Surface reconstruction or elemental leaching is generally involved in the oxygen evolution reaction (OER) process on transition metal-based oxides during alkaline water electrolysis, which gives rise to both opportunities and challenges for the development of OER electrocatalysts. Reaction-derived metal (oxy)hydroxides have been proven to be the actual active species for many metal oxides but have suffered from the dissolution of active elements.
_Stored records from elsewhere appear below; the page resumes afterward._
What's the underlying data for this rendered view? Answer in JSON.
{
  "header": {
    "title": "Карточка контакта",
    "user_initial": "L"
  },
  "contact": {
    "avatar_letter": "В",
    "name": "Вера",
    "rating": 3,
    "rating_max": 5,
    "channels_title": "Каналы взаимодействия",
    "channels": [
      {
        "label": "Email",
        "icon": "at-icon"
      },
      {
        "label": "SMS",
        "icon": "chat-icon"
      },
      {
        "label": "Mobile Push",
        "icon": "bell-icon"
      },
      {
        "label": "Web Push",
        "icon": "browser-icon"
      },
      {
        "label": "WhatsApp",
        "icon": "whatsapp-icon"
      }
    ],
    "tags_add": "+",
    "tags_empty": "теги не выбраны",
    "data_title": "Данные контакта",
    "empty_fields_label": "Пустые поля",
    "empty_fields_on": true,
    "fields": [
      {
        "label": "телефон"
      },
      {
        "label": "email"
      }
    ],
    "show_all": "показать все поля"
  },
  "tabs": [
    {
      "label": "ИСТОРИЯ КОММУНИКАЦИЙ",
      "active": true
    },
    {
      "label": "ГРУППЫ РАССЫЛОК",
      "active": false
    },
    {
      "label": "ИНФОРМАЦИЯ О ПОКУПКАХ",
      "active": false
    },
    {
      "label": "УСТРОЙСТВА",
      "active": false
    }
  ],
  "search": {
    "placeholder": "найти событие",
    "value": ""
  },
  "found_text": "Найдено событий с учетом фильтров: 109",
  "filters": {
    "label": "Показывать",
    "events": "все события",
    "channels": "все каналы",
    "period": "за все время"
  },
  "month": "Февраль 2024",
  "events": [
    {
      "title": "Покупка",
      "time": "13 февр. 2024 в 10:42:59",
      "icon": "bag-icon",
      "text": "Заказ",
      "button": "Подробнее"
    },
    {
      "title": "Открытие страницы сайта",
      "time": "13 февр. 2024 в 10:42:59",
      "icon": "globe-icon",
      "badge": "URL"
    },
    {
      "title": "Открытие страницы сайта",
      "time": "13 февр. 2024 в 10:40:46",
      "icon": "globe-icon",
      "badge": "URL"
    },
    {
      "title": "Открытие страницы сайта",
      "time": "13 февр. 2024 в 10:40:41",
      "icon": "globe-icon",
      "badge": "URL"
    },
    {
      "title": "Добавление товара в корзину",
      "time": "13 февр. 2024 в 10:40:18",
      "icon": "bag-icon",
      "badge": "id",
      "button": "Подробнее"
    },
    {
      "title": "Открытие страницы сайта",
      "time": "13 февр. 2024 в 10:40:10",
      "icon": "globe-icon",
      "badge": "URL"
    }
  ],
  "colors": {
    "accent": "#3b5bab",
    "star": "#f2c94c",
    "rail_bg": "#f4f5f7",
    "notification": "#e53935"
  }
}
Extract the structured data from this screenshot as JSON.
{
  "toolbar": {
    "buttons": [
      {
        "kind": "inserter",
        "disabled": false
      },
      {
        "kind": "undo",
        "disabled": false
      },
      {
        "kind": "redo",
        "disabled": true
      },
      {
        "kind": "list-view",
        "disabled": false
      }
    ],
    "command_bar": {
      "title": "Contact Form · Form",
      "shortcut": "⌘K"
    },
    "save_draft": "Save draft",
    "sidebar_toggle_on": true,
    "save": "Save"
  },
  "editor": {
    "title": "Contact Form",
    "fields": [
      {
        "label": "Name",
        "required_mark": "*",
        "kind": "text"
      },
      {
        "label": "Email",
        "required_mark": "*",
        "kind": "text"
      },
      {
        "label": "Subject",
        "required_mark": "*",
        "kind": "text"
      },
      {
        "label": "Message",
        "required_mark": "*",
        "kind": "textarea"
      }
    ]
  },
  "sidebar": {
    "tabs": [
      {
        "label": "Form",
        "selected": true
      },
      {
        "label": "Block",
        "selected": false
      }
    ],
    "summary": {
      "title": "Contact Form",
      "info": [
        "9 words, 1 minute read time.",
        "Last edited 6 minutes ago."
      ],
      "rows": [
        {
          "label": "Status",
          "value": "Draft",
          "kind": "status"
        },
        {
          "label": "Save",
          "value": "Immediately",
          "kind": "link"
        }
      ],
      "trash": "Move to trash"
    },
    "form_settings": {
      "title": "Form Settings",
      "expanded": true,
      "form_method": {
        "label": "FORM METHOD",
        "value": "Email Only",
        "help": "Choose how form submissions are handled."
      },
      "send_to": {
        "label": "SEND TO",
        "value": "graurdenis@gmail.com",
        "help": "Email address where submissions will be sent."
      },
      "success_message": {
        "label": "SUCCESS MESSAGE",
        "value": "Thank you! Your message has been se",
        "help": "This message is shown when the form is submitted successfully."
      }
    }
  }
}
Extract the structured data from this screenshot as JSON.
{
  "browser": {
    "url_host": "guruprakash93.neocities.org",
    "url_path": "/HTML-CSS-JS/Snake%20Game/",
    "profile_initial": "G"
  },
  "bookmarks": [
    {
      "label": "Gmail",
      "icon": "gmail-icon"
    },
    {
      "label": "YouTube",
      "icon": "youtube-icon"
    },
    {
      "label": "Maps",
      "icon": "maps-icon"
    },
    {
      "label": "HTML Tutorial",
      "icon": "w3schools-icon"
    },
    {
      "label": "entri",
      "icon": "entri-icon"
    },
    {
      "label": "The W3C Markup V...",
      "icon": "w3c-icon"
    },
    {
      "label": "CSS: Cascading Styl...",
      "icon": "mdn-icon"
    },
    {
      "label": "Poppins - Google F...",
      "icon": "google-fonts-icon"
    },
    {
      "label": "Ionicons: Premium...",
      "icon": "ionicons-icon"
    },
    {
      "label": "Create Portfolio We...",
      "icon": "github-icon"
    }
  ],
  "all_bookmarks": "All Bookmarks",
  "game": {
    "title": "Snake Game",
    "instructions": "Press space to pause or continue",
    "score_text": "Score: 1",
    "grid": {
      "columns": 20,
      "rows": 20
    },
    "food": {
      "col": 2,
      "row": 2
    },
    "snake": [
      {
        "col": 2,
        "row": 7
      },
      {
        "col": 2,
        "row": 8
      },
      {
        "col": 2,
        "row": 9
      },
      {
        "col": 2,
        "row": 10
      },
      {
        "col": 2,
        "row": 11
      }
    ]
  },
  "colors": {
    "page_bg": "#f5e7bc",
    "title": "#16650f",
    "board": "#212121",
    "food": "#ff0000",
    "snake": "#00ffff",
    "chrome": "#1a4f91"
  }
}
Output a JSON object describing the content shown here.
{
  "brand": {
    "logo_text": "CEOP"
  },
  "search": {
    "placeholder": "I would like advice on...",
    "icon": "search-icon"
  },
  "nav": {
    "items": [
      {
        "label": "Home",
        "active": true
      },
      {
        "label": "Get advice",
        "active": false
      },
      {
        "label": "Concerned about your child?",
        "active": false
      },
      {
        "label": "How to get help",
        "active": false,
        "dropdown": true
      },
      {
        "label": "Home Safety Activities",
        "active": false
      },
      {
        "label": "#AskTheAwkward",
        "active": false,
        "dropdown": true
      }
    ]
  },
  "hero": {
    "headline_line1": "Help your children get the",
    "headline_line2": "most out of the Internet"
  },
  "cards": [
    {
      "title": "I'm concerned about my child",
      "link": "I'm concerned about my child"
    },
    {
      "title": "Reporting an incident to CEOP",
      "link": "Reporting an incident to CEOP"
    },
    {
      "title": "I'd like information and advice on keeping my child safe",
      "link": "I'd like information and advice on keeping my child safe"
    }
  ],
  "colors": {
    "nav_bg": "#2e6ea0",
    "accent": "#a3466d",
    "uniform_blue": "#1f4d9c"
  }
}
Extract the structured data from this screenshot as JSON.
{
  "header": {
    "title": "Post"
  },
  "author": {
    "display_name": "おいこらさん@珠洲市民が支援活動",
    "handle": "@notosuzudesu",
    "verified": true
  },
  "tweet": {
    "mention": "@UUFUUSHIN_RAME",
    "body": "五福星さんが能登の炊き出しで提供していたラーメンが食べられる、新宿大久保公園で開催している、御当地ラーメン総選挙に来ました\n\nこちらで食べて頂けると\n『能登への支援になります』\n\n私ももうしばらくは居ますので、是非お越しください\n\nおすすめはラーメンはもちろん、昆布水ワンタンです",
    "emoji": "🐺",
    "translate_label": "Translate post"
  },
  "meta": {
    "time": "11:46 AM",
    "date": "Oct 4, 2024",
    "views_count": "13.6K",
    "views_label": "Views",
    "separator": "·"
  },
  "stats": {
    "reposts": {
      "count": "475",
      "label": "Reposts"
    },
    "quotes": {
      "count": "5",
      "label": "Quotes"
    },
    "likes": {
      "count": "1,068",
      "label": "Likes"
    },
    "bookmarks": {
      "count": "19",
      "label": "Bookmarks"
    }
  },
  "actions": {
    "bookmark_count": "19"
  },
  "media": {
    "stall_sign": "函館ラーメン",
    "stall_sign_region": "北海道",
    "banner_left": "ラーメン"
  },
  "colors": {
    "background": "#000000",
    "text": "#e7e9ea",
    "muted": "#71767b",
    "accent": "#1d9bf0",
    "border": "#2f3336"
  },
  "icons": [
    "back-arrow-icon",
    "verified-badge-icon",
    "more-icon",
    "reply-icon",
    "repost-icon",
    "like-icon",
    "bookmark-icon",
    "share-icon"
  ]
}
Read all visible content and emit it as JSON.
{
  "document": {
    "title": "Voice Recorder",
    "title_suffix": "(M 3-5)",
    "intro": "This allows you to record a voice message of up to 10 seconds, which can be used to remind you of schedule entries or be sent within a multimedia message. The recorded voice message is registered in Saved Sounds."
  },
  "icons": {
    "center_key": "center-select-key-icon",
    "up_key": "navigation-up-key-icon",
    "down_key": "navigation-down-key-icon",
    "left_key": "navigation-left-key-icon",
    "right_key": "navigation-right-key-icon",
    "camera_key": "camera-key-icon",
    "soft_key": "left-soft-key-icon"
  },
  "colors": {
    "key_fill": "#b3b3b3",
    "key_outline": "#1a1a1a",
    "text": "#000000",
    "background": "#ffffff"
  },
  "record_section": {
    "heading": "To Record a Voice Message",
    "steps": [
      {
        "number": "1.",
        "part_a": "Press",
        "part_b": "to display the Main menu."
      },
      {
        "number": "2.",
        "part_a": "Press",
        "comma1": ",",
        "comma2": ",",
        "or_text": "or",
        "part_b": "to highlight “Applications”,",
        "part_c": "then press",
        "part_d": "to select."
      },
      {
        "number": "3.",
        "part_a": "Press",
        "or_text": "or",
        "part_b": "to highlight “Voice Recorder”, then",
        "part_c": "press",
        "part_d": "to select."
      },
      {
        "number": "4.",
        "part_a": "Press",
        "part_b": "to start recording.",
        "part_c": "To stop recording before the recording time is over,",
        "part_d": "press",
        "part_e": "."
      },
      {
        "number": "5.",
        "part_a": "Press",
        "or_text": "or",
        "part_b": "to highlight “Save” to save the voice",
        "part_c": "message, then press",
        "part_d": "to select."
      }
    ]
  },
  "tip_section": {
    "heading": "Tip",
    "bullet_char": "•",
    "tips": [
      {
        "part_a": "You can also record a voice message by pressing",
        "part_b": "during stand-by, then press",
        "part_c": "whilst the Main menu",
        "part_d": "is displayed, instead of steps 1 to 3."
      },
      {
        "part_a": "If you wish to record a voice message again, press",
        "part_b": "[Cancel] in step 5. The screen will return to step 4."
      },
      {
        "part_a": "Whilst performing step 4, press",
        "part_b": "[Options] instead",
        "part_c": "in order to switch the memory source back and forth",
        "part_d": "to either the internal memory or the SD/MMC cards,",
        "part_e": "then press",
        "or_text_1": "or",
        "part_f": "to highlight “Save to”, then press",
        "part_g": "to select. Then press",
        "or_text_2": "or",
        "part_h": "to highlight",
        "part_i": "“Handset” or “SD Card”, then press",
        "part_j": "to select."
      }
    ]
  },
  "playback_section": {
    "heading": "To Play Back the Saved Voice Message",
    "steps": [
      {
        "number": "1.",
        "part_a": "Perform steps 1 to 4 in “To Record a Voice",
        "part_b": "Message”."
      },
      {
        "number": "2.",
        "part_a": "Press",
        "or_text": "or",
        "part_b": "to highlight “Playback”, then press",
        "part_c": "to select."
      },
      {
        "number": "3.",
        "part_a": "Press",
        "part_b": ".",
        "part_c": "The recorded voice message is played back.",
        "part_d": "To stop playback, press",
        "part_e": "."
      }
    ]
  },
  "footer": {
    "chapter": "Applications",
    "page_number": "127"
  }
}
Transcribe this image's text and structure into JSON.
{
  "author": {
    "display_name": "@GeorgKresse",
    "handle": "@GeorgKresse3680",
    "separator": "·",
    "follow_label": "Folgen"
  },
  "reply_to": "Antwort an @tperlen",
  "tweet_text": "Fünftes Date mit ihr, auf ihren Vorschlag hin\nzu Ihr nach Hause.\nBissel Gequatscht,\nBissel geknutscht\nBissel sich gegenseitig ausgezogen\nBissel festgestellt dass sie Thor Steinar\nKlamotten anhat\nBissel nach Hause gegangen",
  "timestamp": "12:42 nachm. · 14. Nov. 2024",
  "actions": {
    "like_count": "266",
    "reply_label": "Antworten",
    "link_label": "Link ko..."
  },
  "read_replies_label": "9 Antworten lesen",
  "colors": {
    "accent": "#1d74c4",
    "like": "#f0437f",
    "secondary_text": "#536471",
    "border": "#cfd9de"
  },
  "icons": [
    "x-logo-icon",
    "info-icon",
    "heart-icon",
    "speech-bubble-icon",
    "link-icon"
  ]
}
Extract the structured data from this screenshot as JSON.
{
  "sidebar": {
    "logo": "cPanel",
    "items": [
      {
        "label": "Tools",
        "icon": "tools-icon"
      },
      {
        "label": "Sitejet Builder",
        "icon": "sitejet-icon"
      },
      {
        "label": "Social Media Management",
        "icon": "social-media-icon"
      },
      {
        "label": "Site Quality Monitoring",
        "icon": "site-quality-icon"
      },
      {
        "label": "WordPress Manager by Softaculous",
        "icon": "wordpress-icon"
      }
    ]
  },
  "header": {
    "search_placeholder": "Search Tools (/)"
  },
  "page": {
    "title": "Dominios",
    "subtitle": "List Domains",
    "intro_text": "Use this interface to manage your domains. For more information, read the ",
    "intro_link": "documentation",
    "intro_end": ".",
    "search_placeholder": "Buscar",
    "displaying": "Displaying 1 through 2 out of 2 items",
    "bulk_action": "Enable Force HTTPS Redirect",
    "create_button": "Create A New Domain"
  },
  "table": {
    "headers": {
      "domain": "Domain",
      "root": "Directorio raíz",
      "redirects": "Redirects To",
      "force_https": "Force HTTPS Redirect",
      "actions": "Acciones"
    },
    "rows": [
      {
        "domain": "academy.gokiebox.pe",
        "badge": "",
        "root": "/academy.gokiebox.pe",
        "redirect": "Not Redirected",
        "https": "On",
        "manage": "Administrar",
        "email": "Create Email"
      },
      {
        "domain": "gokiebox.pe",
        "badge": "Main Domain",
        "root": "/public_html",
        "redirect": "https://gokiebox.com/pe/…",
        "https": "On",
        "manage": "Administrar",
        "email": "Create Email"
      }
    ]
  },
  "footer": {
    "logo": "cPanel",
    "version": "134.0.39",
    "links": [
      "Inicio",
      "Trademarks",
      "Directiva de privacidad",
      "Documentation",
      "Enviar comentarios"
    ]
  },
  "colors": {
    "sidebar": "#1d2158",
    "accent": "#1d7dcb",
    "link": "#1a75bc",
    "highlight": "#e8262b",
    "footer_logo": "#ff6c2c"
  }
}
Here, the construction of a dynamically stable CoFe (oxy)hydroxide OER nanocatalyst is proposed, which delivers a low overpotential of 253 mV at 10 mA cm⁻² and high mass activity (3.78 A mg⁻¹ at an overpotential of 300 mV), among the highest of all the hydroxides reported previously. The in situ synthesized nanocatalyst acts as a stable CoO_xH_y host for Fe adsorption and facilitates active Co–O–Fe motif formation. The weak metal–O coordination environment and hydrophilic surface morphology lead to superficial mass transfer. The drawbacks of Fe depletion for conventional CoFe (oxy)hydroxides are overcome, attributed to tardy lattice oxygen ion diffusion and dynamic Fe-saturated dual metal active sites, which lead to a stable performance for over 100 h. This study provides a design strategy for OER electrocatalysts with both high mass activity and durability, which shows application prospects for large-scale electrochemical water splitting.